Nonostante la pellicola proceda secondo la versione tradizionale di Stoker, è sempre più chiara la deriva romantica presa dal film: Coppola fa tesoro delle atmosfere gotiche e orrorifiche del romanzo, ma si diverte a sovvertirle, per la legge del contrappasso. Keanu Reeves è un Jonathan Harker che passa dall’essere vittima compatita a inerme spettatore di un amore mai suo, paradossalmente “impreziosito” dall’insipida prova dell’attore canadese. Antony Hopkins è un Van Helsing deviato e assuefatto dal desiderio sessuale. Il personaggio di Mina – finalmente scissa da Lucy, qui vista come volto della lussuria – è per la prima volta sposa consciamente innamorata di un Dracula molto dandy e infelicemente romantico, che trova la sua ragion d’essere nell’eterna speranza di riunirsi alla consorte. Proprio questo aspetto riesce allo stesso tempo a chiarificare definitivamente l’ambiguità principale del percorso cinematografico americano.
Il vampiro di Bela Lugosi in Dracula (1931) è affascinante e dotato di uno sguardo sovrannaturale, nei fatti e nel carisma del suo interprete, in grado di fare sue le donne. Il conte di Christopher Lee in Dracula il vampiro (1958) vede nella loro “conquista” un’ossessione morbosa, e rispecchia l’ideale iconografico del “bello e dannato”, incarnando uno pseudo-James Dean dell’Est-Europa. Nella realtà dei fatti è però difficile giustificare le loro azioni, dal momento che nell’unione con la vittima l’aspetto sessuale non persiste, forse a causa di un’analogia con il personaggio cartaceo. La versione di Stoker, infatti, risulta obiettivamente ambigua, mostrando sia una natura umana che una bestiale, ma senza sbilanciarsi né verso l’una né verso l’altra.

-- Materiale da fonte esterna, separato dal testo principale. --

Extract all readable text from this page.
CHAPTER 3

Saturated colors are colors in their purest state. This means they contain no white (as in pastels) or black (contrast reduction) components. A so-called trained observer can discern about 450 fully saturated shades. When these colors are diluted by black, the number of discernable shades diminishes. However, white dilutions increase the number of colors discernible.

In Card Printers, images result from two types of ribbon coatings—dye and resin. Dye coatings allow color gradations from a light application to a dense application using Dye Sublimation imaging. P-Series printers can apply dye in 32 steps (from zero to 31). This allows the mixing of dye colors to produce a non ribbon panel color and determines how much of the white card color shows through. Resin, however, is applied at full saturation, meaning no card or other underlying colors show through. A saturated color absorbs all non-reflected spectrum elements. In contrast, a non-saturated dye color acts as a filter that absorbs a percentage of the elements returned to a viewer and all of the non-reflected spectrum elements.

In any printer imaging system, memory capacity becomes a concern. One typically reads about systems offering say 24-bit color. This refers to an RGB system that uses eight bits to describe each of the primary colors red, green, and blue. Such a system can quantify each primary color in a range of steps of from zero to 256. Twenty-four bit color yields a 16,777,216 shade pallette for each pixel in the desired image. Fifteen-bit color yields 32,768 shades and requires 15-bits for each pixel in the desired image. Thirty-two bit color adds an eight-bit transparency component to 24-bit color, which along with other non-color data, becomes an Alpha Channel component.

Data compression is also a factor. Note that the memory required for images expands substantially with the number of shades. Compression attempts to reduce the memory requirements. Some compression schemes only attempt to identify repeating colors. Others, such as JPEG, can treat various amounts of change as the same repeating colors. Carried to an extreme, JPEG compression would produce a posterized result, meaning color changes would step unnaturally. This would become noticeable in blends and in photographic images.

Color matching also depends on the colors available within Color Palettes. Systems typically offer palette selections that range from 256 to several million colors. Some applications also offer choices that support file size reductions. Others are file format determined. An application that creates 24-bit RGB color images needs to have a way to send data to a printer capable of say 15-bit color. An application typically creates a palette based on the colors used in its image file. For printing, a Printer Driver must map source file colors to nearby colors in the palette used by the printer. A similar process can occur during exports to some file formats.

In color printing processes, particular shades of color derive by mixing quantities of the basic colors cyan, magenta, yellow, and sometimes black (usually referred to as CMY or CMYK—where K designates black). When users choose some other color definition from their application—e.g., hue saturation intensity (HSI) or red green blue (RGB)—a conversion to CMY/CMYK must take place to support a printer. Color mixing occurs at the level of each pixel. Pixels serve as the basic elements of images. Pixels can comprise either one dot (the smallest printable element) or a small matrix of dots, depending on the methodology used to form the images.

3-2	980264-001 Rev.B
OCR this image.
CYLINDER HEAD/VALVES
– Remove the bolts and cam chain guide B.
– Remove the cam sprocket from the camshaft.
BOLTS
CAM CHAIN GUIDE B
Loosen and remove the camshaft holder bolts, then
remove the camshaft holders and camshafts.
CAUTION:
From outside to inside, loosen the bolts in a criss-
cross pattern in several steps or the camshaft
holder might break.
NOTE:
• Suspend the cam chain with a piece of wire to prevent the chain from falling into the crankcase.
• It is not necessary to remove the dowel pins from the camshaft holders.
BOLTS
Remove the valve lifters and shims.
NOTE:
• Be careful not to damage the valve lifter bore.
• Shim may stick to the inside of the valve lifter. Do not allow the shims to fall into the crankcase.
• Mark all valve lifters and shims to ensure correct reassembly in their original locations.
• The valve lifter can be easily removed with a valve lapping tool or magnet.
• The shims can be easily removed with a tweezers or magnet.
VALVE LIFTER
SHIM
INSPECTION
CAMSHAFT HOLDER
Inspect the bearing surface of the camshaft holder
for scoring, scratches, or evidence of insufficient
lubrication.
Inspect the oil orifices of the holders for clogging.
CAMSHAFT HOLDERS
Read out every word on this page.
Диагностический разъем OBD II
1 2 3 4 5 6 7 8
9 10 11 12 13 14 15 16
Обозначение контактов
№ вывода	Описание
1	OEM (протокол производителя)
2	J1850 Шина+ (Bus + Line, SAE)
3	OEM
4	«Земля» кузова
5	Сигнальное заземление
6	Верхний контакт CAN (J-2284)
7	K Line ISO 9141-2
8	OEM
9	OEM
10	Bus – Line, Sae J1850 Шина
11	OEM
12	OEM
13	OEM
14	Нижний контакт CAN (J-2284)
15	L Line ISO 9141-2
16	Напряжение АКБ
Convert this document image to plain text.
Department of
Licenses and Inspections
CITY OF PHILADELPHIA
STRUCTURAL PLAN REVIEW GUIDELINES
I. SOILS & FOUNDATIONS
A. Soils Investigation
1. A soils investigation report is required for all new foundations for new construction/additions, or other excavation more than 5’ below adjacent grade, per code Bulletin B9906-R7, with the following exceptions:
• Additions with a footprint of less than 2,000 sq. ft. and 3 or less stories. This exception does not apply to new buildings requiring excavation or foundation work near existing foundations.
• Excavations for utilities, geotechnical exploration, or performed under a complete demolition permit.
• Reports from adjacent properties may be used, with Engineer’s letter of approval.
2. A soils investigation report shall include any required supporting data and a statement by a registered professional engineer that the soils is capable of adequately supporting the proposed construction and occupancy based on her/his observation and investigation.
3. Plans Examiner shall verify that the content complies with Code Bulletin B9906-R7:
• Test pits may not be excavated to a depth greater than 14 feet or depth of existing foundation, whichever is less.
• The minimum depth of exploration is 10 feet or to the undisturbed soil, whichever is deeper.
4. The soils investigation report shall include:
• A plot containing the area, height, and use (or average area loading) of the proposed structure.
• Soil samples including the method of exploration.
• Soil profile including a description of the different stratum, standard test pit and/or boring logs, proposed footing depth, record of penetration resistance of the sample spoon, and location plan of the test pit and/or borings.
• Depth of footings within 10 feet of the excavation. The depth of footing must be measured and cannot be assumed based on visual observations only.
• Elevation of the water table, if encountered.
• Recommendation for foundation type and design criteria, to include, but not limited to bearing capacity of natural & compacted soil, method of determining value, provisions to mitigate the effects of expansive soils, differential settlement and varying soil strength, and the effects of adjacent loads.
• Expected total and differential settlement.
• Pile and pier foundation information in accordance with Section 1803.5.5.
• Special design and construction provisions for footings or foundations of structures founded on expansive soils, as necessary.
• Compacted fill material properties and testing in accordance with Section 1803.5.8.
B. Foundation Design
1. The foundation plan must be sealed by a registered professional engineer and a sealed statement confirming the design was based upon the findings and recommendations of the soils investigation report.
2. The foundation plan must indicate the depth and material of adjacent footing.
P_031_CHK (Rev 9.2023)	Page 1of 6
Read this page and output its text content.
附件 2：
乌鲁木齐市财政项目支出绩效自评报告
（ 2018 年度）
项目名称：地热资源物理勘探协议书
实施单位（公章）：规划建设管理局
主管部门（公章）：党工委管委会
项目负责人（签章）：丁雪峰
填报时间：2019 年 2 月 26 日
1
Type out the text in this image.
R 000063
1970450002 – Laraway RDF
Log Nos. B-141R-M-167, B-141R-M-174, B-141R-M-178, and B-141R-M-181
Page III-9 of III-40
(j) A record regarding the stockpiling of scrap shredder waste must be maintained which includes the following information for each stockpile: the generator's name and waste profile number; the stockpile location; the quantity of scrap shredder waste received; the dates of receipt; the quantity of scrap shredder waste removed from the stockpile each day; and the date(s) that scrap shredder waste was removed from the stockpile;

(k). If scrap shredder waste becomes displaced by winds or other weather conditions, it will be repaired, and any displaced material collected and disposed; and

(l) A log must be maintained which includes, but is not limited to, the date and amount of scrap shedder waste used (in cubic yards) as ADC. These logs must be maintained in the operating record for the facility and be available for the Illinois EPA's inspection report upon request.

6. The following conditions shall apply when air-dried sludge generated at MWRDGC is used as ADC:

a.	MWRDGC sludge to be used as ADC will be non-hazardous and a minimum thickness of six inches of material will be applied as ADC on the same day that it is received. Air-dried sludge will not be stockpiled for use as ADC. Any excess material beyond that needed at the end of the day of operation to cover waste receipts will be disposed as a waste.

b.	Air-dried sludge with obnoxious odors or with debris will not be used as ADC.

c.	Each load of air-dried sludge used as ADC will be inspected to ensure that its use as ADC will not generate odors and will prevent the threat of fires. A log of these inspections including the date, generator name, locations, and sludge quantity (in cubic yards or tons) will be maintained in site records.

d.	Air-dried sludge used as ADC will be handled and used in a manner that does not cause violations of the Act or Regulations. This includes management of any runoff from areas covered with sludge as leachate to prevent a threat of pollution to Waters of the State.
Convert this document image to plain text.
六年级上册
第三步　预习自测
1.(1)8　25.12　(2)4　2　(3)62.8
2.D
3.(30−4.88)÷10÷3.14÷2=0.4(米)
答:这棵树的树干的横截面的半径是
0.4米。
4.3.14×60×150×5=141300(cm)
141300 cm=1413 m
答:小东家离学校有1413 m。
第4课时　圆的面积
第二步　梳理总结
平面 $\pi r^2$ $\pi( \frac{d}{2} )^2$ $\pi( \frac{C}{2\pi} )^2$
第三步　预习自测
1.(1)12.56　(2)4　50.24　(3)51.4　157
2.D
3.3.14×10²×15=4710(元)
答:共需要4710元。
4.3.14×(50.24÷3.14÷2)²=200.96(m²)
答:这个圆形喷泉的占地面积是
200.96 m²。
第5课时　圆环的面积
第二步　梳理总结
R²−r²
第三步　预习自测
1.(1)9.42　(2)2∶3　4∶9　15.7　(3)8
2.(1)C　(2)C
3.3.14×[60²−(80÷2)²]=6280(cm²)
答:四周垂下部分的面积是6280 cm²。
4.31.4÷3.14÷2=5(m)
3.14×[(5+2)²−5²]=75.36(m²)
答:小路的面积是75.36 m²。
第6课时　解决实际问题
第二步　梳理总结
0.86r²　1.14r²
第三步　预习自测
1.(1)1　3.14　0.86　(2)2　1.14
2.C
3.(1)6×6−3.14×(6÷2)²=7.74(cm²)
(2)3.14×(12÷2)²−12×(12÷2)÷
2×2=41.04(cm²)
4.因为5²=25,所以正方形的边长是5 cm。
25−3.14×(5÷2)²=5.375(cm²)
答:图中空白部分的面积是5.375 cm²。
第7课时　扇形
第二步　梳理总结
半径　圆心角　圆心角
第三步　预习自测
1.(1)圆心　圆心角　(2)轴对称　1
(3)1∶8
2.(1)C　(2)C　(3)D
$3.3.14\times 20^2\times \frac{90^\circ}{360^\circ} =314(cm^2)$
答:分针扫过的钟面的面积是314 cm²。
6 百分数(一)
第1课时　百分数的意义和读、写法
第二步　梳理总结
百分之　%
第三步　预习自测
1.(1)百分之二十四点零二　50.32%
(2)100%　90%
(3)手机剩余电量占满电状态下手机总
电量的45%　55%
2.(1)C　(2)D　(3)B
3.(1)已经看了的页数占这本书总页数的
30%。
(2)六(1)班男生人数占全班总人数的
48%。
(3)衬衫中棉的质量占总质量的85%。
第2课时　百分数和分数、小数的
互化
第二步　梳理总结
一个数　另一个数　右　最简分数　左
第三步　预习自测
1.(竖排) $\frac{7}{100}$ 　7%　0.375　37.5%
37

A rappresentare appieno questo dualismo è nuovamente Coppola. Se da una parte si può considerare come definitiva espressione del Dracula uomo il raggiungimento di un vampiro “a stelle e strisce” in chiave erotica e sessuale; dall’altra, il Dracula bestia trova riscontro nella divergenza rappresentativa con la visione europea. Mentre il vampiro sceglie – al di fuori di pochi tratti – di perseguire solo la dimensione umana, il nosferatu unisce magistralmente le due nature: questa è una bestia orripilante, schiva, chiusa nella sua espressione asettica, nel suo corpo spinto al limite della definizione di uomo. È costretto in questa forma e non potendo evolvere né in una direzione né nell’altra, diventa pura essenza, una metafora. Oldman è una “mummia” corrosa dal tempo, che si mostra uomo affascinante ma anche lupo e vampiro. Due espressioni distanti ma complementari della visione amorosa che è alla base della pellicola: l’una manifestata dall’eleganza romantica, l’altra dalla lussuria più sfrenata e dalla brutalità più efferata.
Se si guarda la pellicola, la regia, il trucco, i costumi e gli effetti visivi artigianali – seppur magistrali – non fanno di questo film un capolavoro. Preso come tale, in realtà, quasi non vale niente: una storia romantica come se ne sono viste tante, inutilmente barocco e forse addirittura kitsch. L’opera di Coppola è una creatura paradossale, non comprensibile dall’interno, per quante volte la si riguardi provando a trovare angolazioni differenti. Il lavoro di un regista “totale”, che si annichilisce e decide di guardare all’esterno, trovando la sua forza nel dialogo con la Storia. In questo senso passa da opera minore – come troppi gli hanno imputato – a cinema esclusivo e raffinatissimo.